BI Tegal Tukar Uang Rusak Korban Banjir Rob

Bisnistalk.com, – Batang – Sebagian besar uang tunai senilai Rp1,51 miliar milik Ida (52), warga Kabupaten Batang, Jawa Tengah, berhasil diselamatkan dan diganti dengan uang layak edar oleh Bank Indonesia setelah rusak parah akibat terendam banjir rob.
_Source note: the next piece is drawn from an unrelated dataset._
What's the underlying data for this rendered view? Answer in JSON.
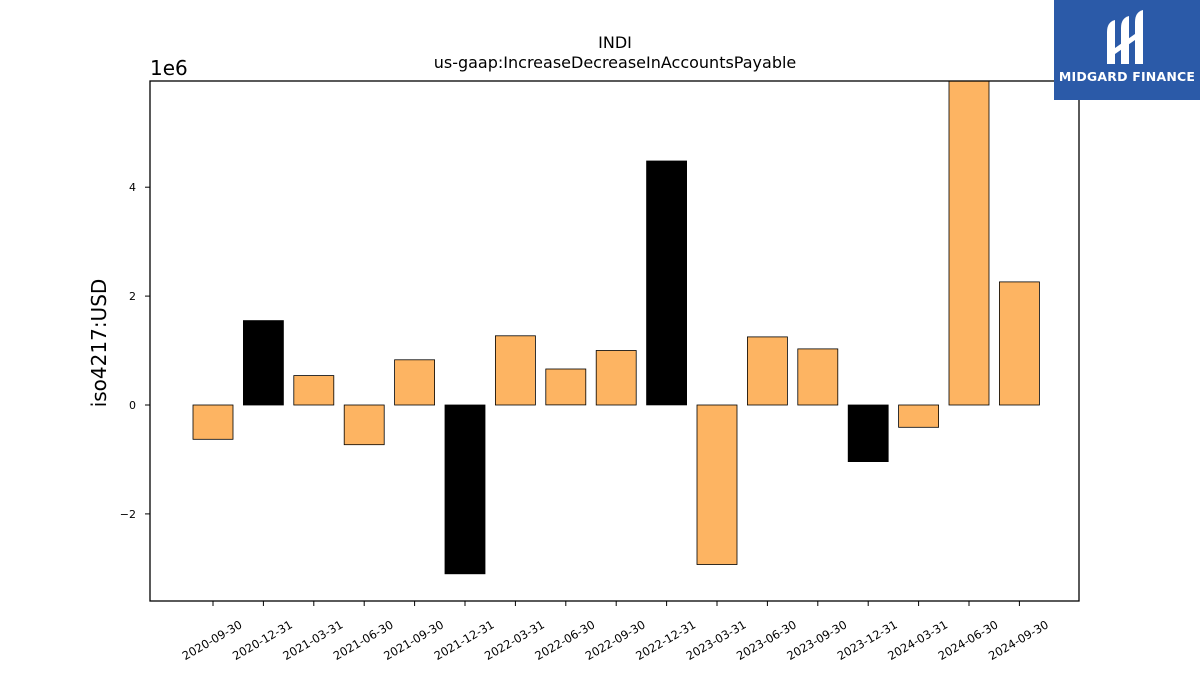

Peristiwa ini menyoroti pentingnya pengelolaan aset tunai yang aman di tengah ancaman bencana alam, sekaligus menunjukkan kesigapan Bank Indonesia dalam memberikan solusi bagi masyarakat.

Peristiwa ini terjadi ketika banjir rob melanda wilayah pesisir, merendam rumah Ida dan merusak sebagian besar uang tunai yang disimpannya.

Baca Juga

Kepala Perwakilan Bank Indonesia Tegal, Bimala, menjelaskan bahwa pihaknya melayani permohonan penukaran uang milik Ida pada Kamis, 2 Juli.

Total nominal uang yang diajukan untuk ditukarkan mencapai Rp1,54 miliar.

Petugas Bank Indonesia kemudian melakukan penelitian mendalam terhadap setiap lembar uang yang rusak.

Tujuannya adalah untuk memastikan keaslian uang serta menentukan nilai penggantian yang sesuai dengan ketentuan yang berlaku.

Dari hasil penelitian yang komprehensif tersebut, ditemukan bahwa uang yang memenuhi persyaratan untuk penggantian adalah sebesar Rp1,51 miliar.

Uang senilai Rp1,51 miliar ini kemudian diganti dengan uang rupiah yang masih layak edar.

Bimala menegaskan bahwa tidak semua uang yang rusak dapat langsung diganti.

Penggantian hanya diberikan untuk uang rupiah asli yang memenuhi sejumlah persyaratan ketat.

Salah satu syarat utama adalah kondisi fisik uang harus masih tersisa lebih dari dua pertiga dari ukuran aslinya.

Selain itu, ciri-ciri keasliannya harus masih dapat dikenali dengan jelas.

Persyaratan lainnya adalah uang tersebut harus merupakan satu kesatuan utuh atau dapat dibuktikan berasal dari satu lembar uang yang sama.

Bimala juga menekankan bahwa layanan penukaran uang Rupiah yang rusak ini tersedia tanpa dipungut biaya.

Hal ini berlaku sepanjang memenuhi semua persyaratan yang telah ditetapkan oleh Bank Indonesia.

Melalui layanan ini, diharapkan masyarakat dapat lebih memahami hak-hak mereka.

Mereka juga diharapkan semakin mengerti tata cara penukaran uang Rupiah yang rusak.

Selain itu, masyarakat didorong untuk lebih peduli dalam menjaga dan merawat uang Rupiah sebagai simbol kedaulatan negara.

Berkaca dari pengalaman Ida, Bimala mengimbau masyarakat untuk menyimpan uang Rupiah dan dokumen berharga lainnya di tempat yang aman.

Tindakan ini bertujuan untuk meminimalkan risiko kerusakan akibat bencana seperti banjir, kebakaran, atau bencana alam lainnya.

Masyarakat juga disarankan untuk memanfaatkan layanan perbankan.

Layanan perbankan dapat menjadi sarana penyimpanan dana yang lebih aman dan terlindungi dari berbagai risiko.